Dread of their leaving has already crept into my heart and taken its place right next to the dread of their mother’s surgery.

Meanwhile, cancer sits in the breast of my younger daughter.  Cancer sits in the breast of the baby I carried and the woman I love.  Cancer sits in the breast of my grandchildren’s mother, who means so much to them, who is the warmth in their world half a globe away from us.  I will take care of her for all of us, and they will once again feel the sun on their faces and in their hearts.  One day.

Again I type while the rest of my house sleeps, nudged awake early even though it was very late when my head met my pillow last night.  I would like to believe it is God nudging me.  I want to think He is nudging me awake to remind me that He has all this (as I know somewhere, somewhere in my conscious mind), and that I can let it go.  He’ll take care of it.  Let go and let God.  How many times have I said those words?  How many times have I meant them for myself or said them to friends?  Oh, how I need to say them and mean them now.  Oh, how hard it is for someone like me to fully let go.

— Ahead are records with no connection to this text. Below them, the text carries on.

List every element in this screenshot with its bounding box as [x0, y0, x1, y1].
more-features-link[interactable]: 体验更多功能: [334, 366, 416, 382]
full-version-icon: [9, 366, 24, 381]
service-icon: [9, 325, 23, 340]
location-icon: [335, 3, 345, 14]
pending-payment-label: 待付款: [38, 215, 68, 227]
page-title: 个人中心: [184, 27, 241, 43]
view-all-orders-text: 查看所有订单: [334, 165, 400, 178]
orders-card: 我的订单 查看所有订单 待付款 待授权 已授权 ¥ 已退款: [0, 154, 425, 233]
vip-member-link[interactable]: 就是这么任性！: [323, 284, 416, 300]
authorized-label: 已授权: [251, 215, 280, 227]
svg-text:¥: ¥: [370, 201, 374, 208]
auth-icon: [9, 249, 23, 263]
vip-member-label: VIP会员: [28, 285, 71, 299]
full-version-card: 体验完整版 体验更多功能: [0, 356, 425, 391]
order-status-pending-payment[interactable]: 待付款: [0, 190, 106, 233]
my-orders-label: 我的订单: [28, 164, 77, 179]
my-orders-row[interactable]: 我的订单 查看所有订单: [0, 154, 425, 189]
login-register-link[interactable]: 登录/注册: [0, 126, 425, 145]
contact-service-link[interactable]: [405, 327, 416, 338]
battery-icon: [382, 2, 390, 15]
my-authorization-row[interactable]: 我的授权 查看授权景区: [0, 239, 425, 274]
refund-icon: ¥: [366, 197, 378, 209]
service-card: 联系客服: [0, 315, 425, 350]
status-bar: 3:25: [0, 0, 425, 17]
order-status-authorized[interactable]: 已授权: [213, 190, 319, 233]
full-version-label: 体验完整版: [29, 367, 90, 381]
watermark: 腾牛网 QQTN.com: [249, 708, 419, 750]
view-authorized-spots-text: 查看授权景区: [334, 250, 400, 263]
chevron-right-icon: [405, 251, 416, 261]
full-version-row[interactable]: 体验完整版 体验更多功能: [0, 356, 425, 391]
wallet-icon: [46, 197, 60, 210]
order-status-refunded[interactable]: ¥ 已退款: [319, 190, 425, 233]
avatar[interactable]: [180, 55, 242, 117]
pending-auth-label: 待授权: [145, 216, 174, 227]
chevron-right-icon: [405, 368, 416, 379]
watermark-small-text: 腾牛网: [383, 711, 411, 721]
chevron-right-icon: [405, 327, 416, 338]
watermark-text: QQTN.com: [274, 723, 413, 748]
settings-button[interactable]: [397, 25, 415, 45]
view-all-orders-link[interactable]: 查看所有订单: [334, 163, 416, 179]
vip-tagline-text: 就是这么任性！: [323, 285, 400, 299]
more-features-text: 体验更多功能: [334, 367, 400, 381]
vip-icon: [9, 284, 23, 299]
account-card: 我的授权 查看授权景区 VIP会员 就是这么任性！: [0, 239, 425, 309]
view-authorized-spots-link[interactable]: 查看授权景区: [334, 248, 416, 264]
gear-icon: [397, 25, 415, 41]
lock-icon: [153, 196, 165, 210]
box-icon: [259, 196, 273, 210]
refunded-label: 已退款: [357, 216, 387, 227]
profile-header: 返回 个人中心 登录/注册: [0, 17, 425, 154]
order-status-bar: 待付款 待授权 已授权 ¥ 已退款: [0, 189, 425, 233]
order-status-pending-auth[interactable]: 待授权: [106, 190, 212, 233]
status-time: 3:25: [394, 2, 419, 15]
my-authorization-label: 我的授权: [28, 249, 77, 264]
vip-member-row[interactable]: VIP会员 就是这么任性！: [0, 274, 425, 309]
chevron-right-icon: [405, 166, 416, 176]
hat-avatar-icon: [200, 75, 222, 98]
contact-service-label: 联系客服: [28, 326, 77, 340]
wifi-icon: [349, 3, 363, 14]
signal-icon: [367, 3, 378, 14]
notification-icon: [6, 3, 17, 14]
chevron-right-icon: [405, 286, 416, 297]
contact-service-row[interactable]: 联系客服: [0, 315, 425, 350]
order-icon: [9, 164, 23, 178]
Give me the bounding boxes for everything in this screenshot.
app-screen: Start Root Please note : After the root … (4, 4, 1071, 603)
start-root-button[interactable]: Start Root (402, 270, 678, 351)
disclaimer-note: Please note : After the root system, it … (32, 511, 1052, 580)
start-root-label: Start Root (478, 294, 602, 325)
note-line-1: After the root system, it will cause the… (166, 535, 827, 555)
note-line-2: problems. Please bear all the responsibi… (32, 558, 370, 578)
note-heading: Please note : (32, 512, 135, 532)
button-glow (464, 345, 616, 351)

Time to do my morning readings, my daily meditations, and to pray for serenity more powerfully than I have since my mother’s illness and death, or since my grandson left for Basic Training, but those stories are both for other posts.

Maybe even more importantly, it is time to remind myself that eucharisteo precedes the miracle.  Time to give thanks for all we’ve been given, for all the times God has pulled us through other trials.